A vital vulnerability impacting the Cisco BroadWorks Utility Supply Platform and Cisco BroadWorks Xtended Companies Platform may enable distant attackers to forge credentials and bypass authentication.
Cisco BroadWorks is a cloud communication providers platform for companies and customers, whereas the 2 talked about parts are used for app administration and integration.
The flaw, found internally by Cisco security engineers, is tracked as CVE-2023-20238 and rated with a most CVSS rating of 10.0 (vital).
By exploiting the flaw, menace actors can freely execute instructions, entry confidential knowledge, alter consumer settings, and commit toll fraud.

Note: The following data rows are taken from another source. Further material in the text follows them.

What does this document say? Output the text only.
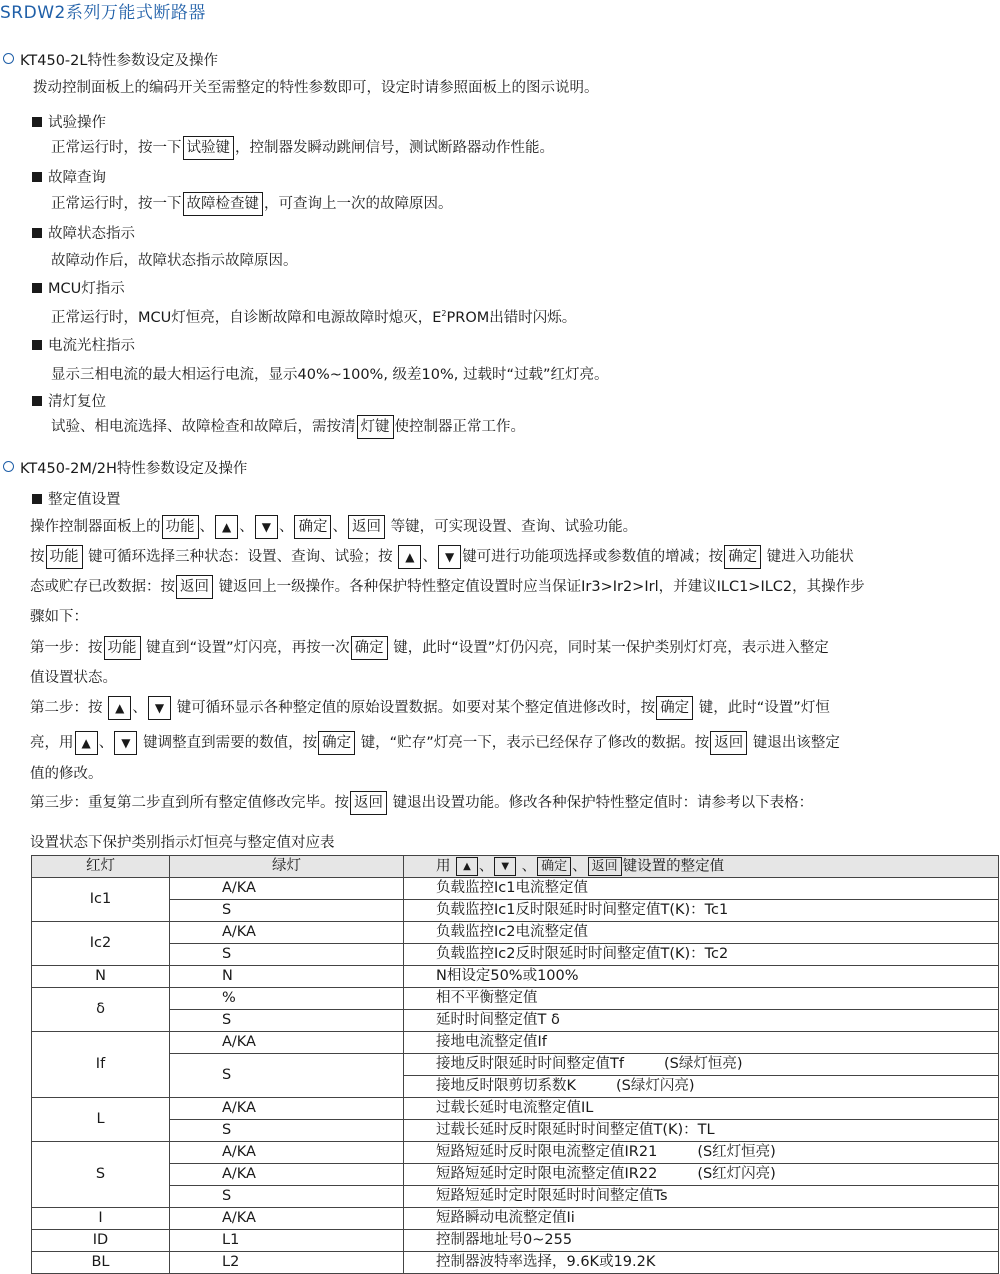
SRDW2系列万能式断路器
KT450-2L特性参数设定及操作
拨动控制面板上的编码开关至需整定的特性参数即可，设定时请参照面板上的图示说明。
试验操作
正常运行时，按一下 试验键 ，控制器发瞬动跳闸信号，测试断路器动作性能。
故障查询
正常运行时，按一下 故障检查键 ，可查询上一次的故障原因。
故障状态指示
故障动作后，故障状态指示故障原因。
MCU灯指示
正常运行时，MCU灯恒亮，自诊断故障和电源故障时熄灭，$E^2PROM$出错时闪烁。
电流光柱指示
显示三相电流的最大相运行电流，显示40%~100%, 级差10%, 过载时“过载”红灯亮。
清灯复位
试验、相电流选择、故障检查和故障后，需按清 灯键 使控制器正常工作。
KT450-2M/2H特性参数设定及操作
整定值设置
操作控制器面板上的 功能 、 ▲ 、 ▼ 、 确定 、 返回 等键，可实现设置、查询、试验功能。
按 功能 键可循环选择三种状态：设置、查询、试验；按 ▲ 、 ▼ 键可进行功能项选择或参数值的增减；按 确定 键进入功能状
态或贮存已改数据：按 返回 键返回上一级操作。各种保护特性整定值设置时应当保证Ir3>Ir2>Irl，并建议ILC1>ILC2，其操作步
骤如下：
第一步：按 功能 键直到“设置”灯闪亮，再按一次 确定 键，此时“设置”灯仍闪亮，同时某一保护类别灯灯亮，表示进入整定
值设置状态。
第二步：按 ▲ 、 ▼ 键可循环显示各种整定值的原始设置数据。如要对某个整定值进修改时，按 确定 键，此时“设置”灯恒
亮，用 ▲ 、 ▼ 键调整直到需要的数值，按 确定 键，“贮存”灯亮一下，表示已经保存了修改的数据。按 返回 键退出该整定
值的修改。
第三步：重复第二步直到所有整定值修改完毕。按 返回 键退出设置功能。修改各种保护特性整定值时：请参考以下表格：
设置状态下保护类别指示灯恒亮与整定值对应表
红灯	绿灯	用 ▲ 、 ▼ 、 确定 、 返回 键设置的整定值
Ic1	A/KA	负载监控Ic1电流整定值
	S	负载监控Ic1反时限延时时间整定值T(K)：Tc1
Ic2	A/KA	负载监控Ic2电流整定值
	S	负载监控Ic2反时限延时时间整定值T(K)：Tc2
N	N	N相设定50%或100%
δ	%	相不平衡整定值
	S	延时时间整定值T δ
If	A/KA	接地电流整定值If
	S	接地反时限延时时间整定值Tf (S绿灯恒亮)
		接地反时限剪切系数K (S绿灯闪亮)
L	A/KA	过载长延时电流整定值IL
	S	过载长延时反时限延时时间整定值T(K)：TL
S	A/KA	短路短延时反时限电流整定值IR21 (S红灯恒亮)
	A/KA	短路短延时定时限电流整定值IR22 (S红灯闪亮)
	S	短路短延时定时限延时时间整定值Ts
I	A/KA	短路瞬动电流整定值Ii
ID	L1	控制器地址号0~255
BL	L2	控制器波特率选择，9.6K或19.2K
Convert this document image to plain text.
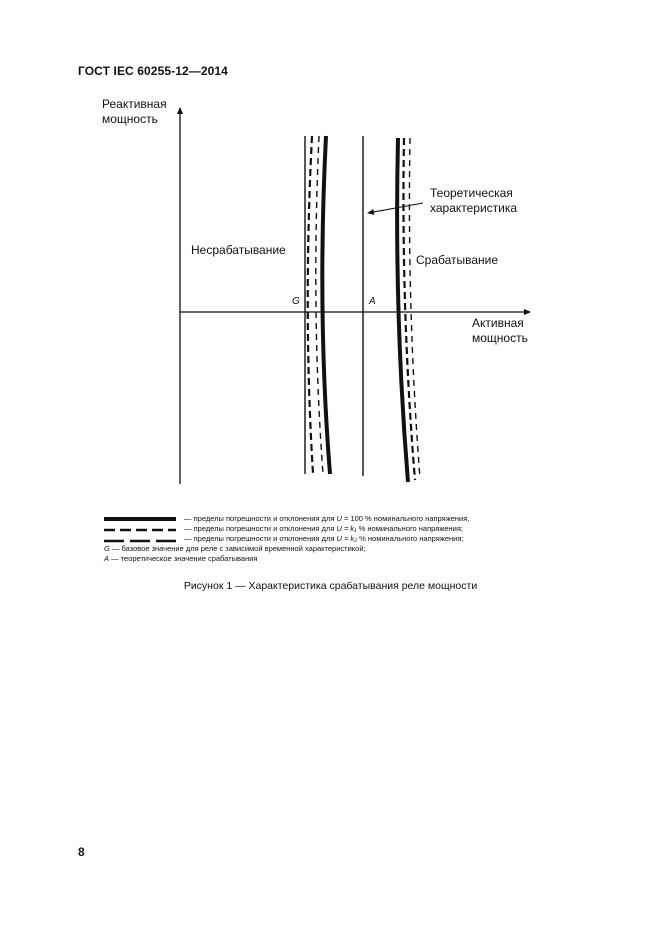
ГОСТ IEC 60255-12—2014
Реактивная
мощность
Теоретическая
характеристика
Несрабатывание
Срабатывание
G	A
Активная
мощность
— пределы погрешности и отклонения для U = 100 % номинального напряжения,
— пределы погрешности и отклонения для U = k₁ % номинального напряжения;
— пределы погрешности и отклонения для U = k₂ % номинального напряжения;
G — базовое значение для реле с зависимой временной характеристикой;
A — теоретическое значение срабатывания
Рисунок 1 — Характеристика срабатывания реле мощности
8
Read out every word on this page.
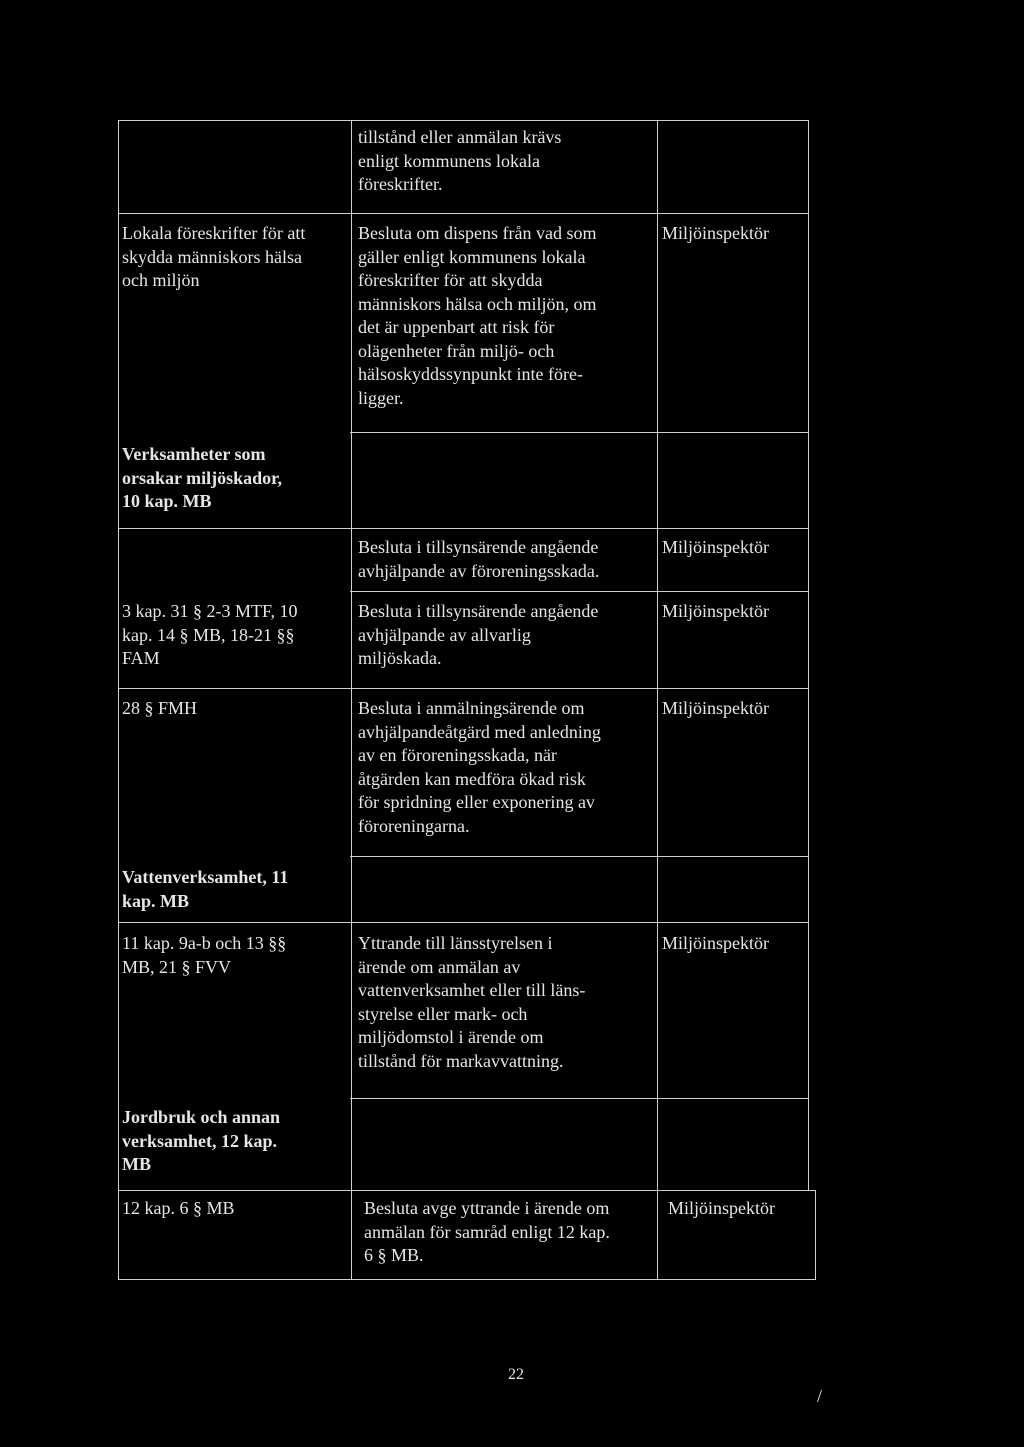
tillstånd eller anmälan krävs
enligt kommunens lokala
föreskrifter.
Lokala föreskrifter för att
skydda människors hälsa
och miljön
Besluta om dispens från vad som
gäller enligt kommunens lokala
föreskrifter för att skydda
människors hälsa och miljön, om
det är uppenbart att risk för
olägenheter från miljö- och
hälsoskyddssynpunkt inte före-
ligger.
Miljöinspektör
Verksamheter som
orsakar miljöskador,
10 kap. MB
Besluta i tillsynsärende angående
avhjälpande av föroreningsskada.
Miljöinspektör
3 kap. 31 § 2-3 MTF, 10
kap. 14 § MB, 18-21 §§
FAM
Besluta i tillsynsärende angående
avhjälpande av allvarlig
miljöskada.
Miljöinspektör
28 § FMH	Besluta i anmälningsärende om
avhjälpandeåtgärd med anledning
av en föroreningsskada, när
åtgärden kan medföra ökad risk
för spridning eller exponering av
föroreningarna.
Miljöinspektör
Vattenverksamhet, 11
kap. MB
11 kap. 9a-b och 13 §§
MB, 21 § FVV
Yttrande till länsstyrelsen i
ärende om anmälan av
vattenverksamhet eller till läns-
styrelse eller mark- och
miljödomstol i ärende om
tillstånd för markavvattning.
Miljöinspektör
Jordbruk och annan
verksamhet, 12 kap.
MB
12 kap. 6 § MB	Besluta avge yttrande i ärende om
anmälan för samråd enligt 12 kap.
6 § MB.
Miljöinspektör
22
/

The vulnerability impacts the Cisco Utility Supply Platform and BroadWorks Xtended Companies Platform if one of many following apps is lively on them:
- AuthenticationService
- BWCallCenter
- BWReceptionist
- CustomMediaFilesRetrieval
- ModeratorClientApp
- PublicECLQuery
- PublicReporting
- UCAPI
- Xsi-Actions
- Xsi-Occasions
- Xsi-MMTel
- Xsi-VTR
CVE-2023-20238 doesn’t impression another BroadWorks parts aside from the 2 talked about within the advisory, so customers of different merchandise don’t have to take any motion.
“This vulnerability is as a result of technique used to validate SSO (single sign-on) tokens,” reads Cisco’s security advisory.
“An attacker may exploit this vulnerability by authenticating to the appliance with solid credentials.”
The capabilities given to the attacker post-exploitation depend upon the privilege stage of the cast account, with “administrator” accounts being the worst doable state of affairs.
Nevertheless, one prerequisite to exploiting the flaw is to have a sound consumer ID linked to the focused Cisco BroadWorks system.
This situation would possibly cut back the variety of potential attackers who can exploit CVE-2023-20238, nevertheless it would not mitigate the issue, so the danger stays extreme.
Cisco has offered no workarounds for this flaw, so the really helpful resolution is to replace to AP.platform.23.0.1075.ap385341 for customers of the 23.0 department and to variations 2023.06_1.333 or 2023.07_1.332 for customers of the discharge impartial (RI) version.
CVE-2023-20238 additionally impacts customers of the 22.0 department, however Cisco is not going to be releasing a security replace for that model, so the urged response for customers of the older model is emigrate to a set launch.
At present, there aren’t any studies of lively exploitation of CVE-2023-20238 within the wild, however system admins ought to apply the obtainable updates as quickly as doable.